Michael Cobden
Acute Myeloid Leukemia

Michael Cobden

Acute Myeloid Leukemia

Halifax NS

You know those bucket lists that people always talk about- I never had a list and I have no empty buckets. I’ve done all I wanted to do, and I have no regrets.

Remembered Hero - Halifax

Throughout his life, Michael Cobden was a healthy, active person. As a child he played many sports including rugby, soccer, track and field, tennis and golf, and even into his early 70s he could often be found with his wife Jane on long, brisk walks through Point Pleasant Park in Halifax, slowed only by his dog Pepper’s independent agenda.

In the summer of 2014, at age 74, routine annual bloodwork revealed changes in his red and white blood cells, despite no symptoms. He was referred to a hematologist who diagnosed him with Myelodysplastic Syndrome (MDS), a type of blood cancer, and told the average life expectancy for someone with this form of the disease was just over a year.

He started chemotherapy immediately at the Medical Day Unit in the Victoria General Hospital in Halifax, and approached the treatment matter-of-factly and with (mostly) good humour — his spirits regularly buoyed by the wise, professional and equally good-humoured nurses in the unit. Over the course of some 250 treatments, he bonded with these extraordinary caregivers who were amazed by his longevity and charmed by his personality and good looks.

Even as his energy waned and he came to dread the painful seven-day cycles of treatment each month, the nurses always lifted his spirits, and he theirs. Throughout, he remained a voracious reader, opinionated follower of current events, skilled bridge player, proud father and grandfather and a man deeply in love with his wife.

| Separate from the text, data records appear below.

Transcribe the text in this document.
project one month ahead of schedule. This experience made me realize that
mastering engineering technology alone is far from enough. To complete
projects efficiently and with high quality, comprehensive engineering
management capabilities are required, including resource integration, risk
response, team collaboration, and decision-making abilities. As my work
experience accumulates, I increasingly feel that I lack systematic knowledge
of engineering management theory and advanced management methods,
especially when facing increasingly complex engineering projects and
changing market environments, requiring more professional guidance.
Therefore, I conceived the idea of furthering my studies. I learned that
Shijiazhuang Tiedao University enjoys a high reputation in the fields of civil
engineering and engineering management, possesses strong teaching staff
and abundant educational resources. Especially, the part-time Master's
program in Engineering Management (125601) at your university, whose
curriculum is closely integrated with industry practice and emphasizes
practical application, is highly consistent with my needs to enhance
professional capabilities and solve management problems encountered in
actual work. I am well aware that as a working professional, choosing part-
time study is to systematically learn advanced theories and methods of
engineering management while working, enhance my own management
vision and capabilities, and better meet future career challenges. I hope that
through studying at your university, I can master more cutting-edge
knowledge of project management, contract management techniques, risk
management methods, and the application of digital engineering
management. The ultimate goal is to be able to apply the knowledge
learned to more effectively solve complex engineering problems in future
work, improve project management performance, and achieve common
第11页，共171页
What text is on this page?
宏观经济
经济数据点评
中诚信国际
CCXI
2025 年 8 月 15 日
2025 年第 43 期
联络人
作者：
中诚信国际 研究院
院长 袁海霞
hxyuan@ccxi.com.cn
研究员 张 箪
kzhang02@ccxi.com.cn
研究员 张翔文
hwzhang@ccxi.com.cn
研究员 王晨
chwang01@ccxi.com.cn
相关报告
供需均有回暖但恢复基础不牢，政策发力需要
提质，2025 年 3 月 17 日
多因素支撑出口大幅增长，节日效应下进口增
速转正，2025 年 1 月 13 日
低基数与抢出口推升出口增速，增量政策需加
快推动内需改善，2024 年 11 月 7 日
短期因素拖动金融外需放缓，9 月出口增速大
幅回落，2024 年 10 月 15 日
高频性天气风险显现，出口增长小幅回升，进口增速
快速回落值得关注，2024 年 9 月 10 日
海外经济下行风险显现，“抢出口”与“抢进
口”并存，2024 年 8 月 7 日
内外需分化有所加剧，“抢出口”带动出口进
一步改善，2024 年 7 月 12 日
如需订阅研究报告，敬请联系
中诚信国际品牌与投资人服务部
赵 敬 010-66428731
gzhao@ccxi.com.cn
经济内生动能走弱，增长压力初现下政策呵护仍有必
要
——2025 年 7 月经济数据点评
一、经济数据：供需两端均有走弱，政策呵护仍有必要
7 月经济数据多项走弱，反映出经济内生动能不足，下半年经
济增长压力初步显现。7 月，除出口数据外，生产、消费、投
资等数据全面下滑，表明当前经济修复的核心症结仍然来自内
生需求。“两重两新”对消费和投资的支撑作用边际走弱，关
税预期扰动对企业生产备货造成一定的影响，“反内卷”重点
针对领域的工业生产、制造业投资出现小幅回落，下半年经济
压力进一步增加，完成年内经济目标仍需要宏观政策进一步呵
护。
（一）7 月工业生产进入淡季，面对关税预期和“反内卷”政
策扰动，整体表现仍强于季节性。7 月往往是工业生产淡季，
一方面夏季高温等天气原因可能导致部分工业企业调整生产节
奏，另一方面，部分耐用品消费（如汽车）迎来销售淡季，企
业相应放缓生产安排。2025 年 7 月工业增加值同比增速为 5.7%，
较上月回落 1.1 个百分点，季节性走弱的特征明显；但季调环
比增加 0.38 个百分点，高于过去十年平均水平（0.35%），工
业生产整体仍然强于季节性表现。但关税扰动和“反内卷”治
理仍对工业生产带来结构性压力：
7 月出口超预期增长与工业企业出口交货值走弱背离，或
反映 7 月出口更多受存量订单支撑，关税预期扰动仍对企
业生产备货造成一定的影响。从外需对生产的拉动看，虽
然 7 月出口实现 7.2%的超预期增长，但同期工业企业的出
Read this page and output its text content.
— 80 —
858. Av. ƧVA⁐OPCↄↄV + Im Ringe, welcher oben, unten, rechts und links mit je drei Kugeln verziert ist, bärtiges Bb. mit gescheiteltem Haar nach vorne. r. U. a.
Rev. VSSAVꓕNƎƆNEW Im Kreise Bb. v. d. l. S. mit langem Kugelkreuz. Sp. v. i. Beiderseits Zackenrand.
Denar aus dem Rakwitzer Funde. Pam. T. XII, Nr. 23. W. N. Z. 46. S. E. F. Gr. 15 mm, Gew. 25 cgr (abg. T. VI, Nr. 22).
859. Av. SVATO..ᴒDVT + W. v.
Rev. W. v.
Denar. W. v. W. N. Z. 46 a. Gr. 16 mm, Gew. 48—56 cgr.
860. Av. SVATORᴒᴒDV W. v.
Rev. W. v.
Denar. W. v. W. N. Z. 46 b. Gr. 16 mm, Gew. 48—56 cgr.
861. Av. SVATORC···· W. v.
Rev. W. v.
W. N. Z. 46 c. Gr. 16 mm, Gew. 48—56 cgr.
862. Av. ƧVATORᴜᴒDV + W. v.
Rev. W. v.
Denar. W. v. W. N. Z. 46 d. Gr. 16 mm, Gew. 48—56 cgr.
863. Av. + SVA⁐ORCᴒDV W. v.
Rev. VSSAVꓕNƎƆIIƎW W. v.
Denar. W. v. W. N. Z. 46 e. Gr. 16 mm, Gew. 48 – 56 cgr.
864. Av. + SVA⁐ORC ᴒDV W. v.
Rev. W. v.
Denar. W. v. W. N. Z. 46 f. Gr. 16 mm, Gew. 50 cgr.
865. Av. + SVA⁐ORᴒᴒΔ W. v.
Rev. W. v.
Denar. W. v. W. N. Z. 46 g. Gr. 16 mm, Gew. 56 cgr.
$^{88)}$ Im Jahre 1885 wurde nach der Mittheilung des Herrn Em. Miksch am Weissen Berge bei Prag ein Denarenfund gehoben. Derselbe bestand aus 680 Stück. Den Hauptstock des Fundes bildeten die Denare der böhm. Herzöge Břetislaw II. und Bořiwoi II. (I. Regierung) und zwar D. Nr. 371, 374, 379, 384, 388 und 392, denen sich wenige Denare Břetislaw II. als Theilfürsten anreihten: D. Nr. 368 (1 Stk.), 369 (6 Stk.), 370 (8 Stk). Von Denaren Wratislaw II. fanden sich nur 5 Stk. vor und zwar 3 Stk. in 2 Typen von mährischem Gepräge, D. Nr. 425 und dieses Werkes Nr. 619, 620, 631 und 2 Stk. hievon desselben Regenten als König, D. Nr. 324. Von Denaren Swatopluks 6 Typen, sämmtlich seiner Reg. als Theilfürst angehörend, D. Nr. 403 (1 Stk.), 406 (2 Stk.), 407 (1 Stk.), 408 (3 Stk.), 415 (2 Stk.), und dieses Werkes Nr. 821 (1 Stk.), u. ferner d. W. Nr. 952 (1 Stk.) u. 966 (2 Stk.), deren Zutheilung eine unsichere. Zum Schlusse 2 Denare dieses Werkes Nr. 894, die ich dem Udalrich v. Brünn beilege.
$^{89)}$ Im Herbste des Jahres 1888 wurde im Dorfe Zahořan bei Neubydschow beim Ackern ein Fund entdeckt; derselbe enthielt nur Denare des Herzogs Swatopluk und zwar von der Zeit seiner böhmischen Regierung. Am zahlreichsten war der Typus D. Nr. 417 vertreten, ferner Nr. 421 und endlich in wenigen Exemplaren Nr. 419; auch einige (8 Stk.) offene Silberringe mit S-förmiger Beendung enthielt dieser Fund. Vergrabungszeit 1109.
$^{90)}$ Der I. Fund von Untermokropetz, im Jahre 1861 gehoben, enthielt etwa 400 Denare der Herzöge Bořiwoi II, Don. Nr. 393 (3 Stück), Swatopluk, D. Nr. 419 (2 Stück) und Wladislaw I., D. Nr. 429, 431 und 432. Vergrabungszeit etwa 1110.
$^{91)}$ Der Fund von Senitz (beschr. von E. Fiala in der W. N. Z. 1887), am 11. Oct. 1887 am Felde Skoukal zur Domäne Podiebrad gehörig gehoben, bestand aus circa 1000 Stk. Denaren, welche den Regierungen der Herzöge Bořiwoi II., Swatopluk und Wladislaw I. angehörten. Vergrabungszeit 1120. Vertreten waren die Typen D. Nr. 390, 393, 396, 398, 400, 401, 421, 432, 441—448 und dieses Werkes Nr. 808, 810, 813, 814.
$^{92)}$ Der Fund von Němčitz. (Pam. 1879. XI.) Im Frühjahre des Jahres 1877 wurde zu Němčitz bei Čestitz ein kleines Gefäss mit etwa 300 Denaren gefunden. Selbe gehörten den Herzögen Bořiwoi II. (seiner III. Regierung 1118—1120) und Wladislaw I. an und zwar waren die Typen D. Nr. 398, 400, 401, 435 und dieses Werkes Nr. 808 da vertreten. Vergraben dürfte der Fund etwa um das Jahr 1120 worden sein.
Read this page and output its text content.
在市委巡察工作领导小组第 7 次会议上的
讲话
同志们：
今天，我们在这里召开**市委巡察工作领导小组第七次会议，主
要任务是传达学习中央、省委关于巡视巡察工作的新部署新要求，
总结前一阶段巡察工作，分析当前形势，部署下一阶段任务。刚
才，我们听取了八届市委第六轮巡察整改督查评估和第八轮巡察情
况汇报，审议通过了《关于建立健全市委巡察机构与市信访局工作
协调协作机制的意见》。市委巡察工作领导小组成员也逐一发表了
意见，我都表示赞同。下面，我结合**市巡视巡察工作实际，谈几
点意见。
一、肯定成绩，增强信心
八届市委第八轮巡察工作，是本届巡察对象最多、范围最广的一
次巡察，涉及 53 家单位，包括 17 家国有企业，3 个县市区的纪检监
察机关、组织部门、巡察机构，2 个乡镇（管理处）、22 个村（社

Sadly, in September 2017 he developed Acute Myeloid Leukemia, rendering the treatments that had both tormented him and kept him alive less and less effective, until he made the decision to finally stop them. He died three months later, outliving the timeline of his prognosis by 300%. Despite the length of his illness and his serenity throughout — or perhaps because of these — his death still came as a sad shock to many.

Until his end, he remained calm and pragmatic about his fate, even making his family promise that his death would not be described as “a courageous battle,” but rather the peaceful end to a fulsome life. “You know those bucket lists that people always talk about,” he said just weeks before his death, “I never had a list and I have no empty buckets. I’ve done all I wanted to do, and I have no regrets.” His peace became his family’s peace, lighting their nights for ever more.